Quiero tocar un punto particular dentro de esta miríada de conjeturas; un punto que debe matizarse para que se entienda, y para que no me lapiden a mí también, o me quemen, sin ácido sulfúrico. Hablo del papel incendiario de los periodistas de televisión en un país que anda incendiado hace ya mucho tiempo. ¿Y eso?, ¿qué culpa tienen los noticieros, si ellos nada más informan, si ellos nos hacen el favor de no dejarnos en la oscuridad de la ignorancia? Bueno, pues ninguna, más allá de escribir en la conciencia colectivizadora de un pueblo manipulable la promesa de una historia interactiva y de características dinámicas, viva; algo que la tecnología de las comunicaciones permite hoy en día con creces: la construcción de la noticia antes de que ella siquiera pase.

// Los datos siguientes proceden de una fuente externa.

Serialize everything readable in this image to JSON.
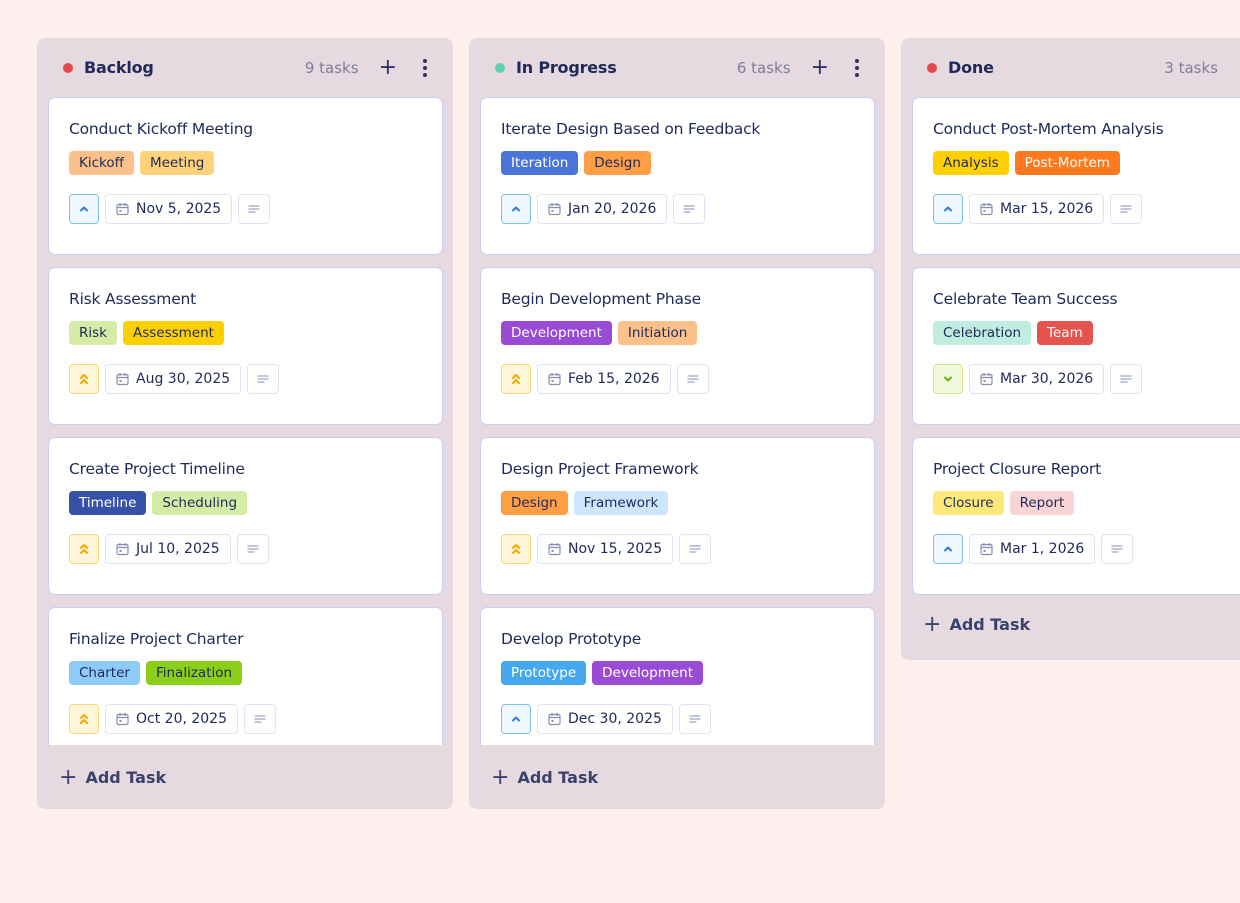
{
  "board": {
    "add_task_label": "Add Task",
    "columns": [
      {
        "title": "Backlog",
        "count": "9 tasks",
        "dot_color": "#e5484d",
        "show_menu": true,
        "cards": [
          {
            "title": "Conduct Kickoff Meeting",
            "tags": [
              {
                "label": "Kickoff",
                "bg": "#fcc18b",
                "fg": "#1f2a5a"
              },
              {
                "label": "Meeting",
                "bg": "#ffd37a",
                "fg": "#1f2a5a"
              }
            ],
            "priority": "medium",
            "date": "Nov 5, 2025"
          },
          {
            "title": "Risk Assessment",
            "tags": [
              {
                "label": "Risk",
                "bg": "#d4eca6",
                "fg": "#1f2a5a"
              },
              {
                "label": "Assessment",
                "bg": "#ffd000",
                "fg": "#1f2a5a"
              }
            ],
            "priority": "high",
            "date": "Aug 30, 2025"
          },
          {
            "title": "Create Project Timeline",
            "tags": [
              {
                "label": "Timeline",
                "bg": "#3751a8",
                "fg": "#ffffff"
              },
              {
                "label": "Scheduling",
                "bg": "#d4eca6",
                "fg": "#1f2a5a"
              }
            ],
            "priority": "high",
            "date": "Jul 10, 2025"
          },
          {
            "title": "Finalize Project Charter",
            "tags": [
              {
                "label": "Charter",
                "bg": "#8fcbf7",
                "fg": "#1f2a5a"
              },
              {
                "label": "Finalization",
                "bg": "#8ccf1a",
                "fg": "#1f2a5a"
              }
            ],
            "priority": "high",
            "date": "Oct 20, 2025"
          }
        ]
      },
      {
        "title": "In Progress",
        "count": "6 tasks",
        "dot_color": "#5fd1b0",
        "show_menu": true,
        "cards": [
          {
            "title": "Iterate Design Based on Feedback",
            "tags": [
              {
                "label": "Iteration",
                "bg": "#4a74d8",
                "fg": "#ffffff"
              },
              {
                "label": "Design",
                "bg": "#ff9e45",
                "fg": "#1f2a5a"
              }
            ],
            "priority": "medium",
            "date": "Jan 20, 2026"
          },
          {
            "title": "Begin Development Phase",
            "tags": [
              {
                "label": "Development",
                "bg": "#9a4bd6",
                "fg": "#ffffff"
              },
              {
                "label": "Initiation",
                "bg": "#fcc18b",
                "fg": "#1f2a5a"
              }
            ],
            "priority": "high",
            "date": "Feb 15, 2026"
          },
          {
            "title": "Design Project Framework",
            "tags": [
              {
                "label": "Design",
                "bg": "#ff9e45",
                "fg": "#1f2a5a"
              },
              {
                "label": "Framework",
                "bg": "#cde6fb",
                "fg": "#1f2a5a"
              }
            ],
            "priority": "high",
            "date": "Nov 15, 2025"
          },
          {
            "title": "Develop Prototype",
            "tags": [
              {
                "label": "Prototype",
                "bg": "#44a8ee",
                "fg": "#ffffff"
              },
              {
                "label": "Development",
                "bg": "#9a4bd6",
                "fg": "#ffffff"
              }
            ],
            "priority": "medium",
            "date": "Dec 30, 2025"
          }
        ]
      },
      {
        "title": "Done",
        "count": "3 tasks",
        "dot_color": "#e5484d",
        "show_menu": false,
        "cards": [
          {
            "title": "Conduct Post-Mortem Analysis",
            "tags": [
              {
                "label": "Analysis",
                "bg": "#ffd000",
                "fg": "#1f2a5a"
              },
              {
                "label": "Post-Mortem",
                "bg": "#ff7a1f",
                "fg": "#ffffff"
              }
            ],
            "priority": "medium",
            "date": "Mar 15, 2026"
          },
          {
            "title": "Celebrate Team Success",
            "tags": [
              {
                "label": "Celebration",
                "bg": "#bfede0",
                "fg": "#1f2a5a"
              },
              {
                "label": "Team",
                "bg": "#e5534f",
                "fg": "#ffffff"
              }
            ],
            "priority": "low",
            "date": "Mar 30, 2026"
          },
          {
            "title": "Project Closure Report",
            "tags": [
              {
                "label": "Closure",
                "bg": "#fde97a",
                "fg": "#1f2a5a"
              },
              {
                "label": "Report",
                "bg": "#f9d4d4",
                "fg": "#1f2a5a"
              }
            ],
            "priority": "medium",
            "date": "Mar 1, 2026"
          }
        ]
      }
    ]
  },
  "priority_styles": {
    "medium": {
      "icon": "chevron-up-icon",
      "bg": "#eef6ff",
      "border": "#7cc3f5",
      "color": "#2f7fd6"
    },
    "high": {
      "icon": "double-chevron-up-icon",
      "bg": "#fff6d9",
      "border": "#f7d77a",
      "color": "#f2a900"
    },
    "low": {
      "icon": "chevron-down-icon",
      "bg": "#f1f9dc",
      "border": "#cbe98a",
      "color": "#6fae10"
    }
  }
}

Yo me imagino a más de un individuo trastornado por aquella enfermedad del odio, parado frente al televisor, viendo el despliegue emocionante de atención que recibe, quien simplemente destruyó en vez de crear, y saboreándose con el dejo a celebración que ofrece el detalle, no por excesivo, menos confuso, de una situación de esas reveladoras, complejas y siempre inciertas, que llegan a parecer, al trasluz de los resentimientos, toda una suerte de manifestación justiciera de la ira de Dios mismo: de su dios, personal, vengativo, sádico. Pues se ve lo que se quiere ver. Puedo escuchar las ideas de íntima sabiduría del mal nacer sin tener que estar ahí, cualquiera puede: imagínense el gusto de causar dolor, todos lo hemos hecho; ahora piensen en causar tanto dolor como para que el otro no pueda librarse nunca de nuestra imagen, de nosotros, que somos tan importantes, y que nos han herido tanto: la crueldad como una manera de existir. Maldita sea. Es sabido que los cobardes se alimentan del miedo del que se deja amedrentar por ellos: qué tal si no seguimos haciendo tanto bochinche periodístico, y nos volvemos serios, y presionamos la construcción de la dignidad humana en la vida cotidiana, para no tener que sancionar, sino muy de vez en cuando. Informar no es constituirse en profetas del deseo teñido de amarillo vendedor…, y de rojo sangre.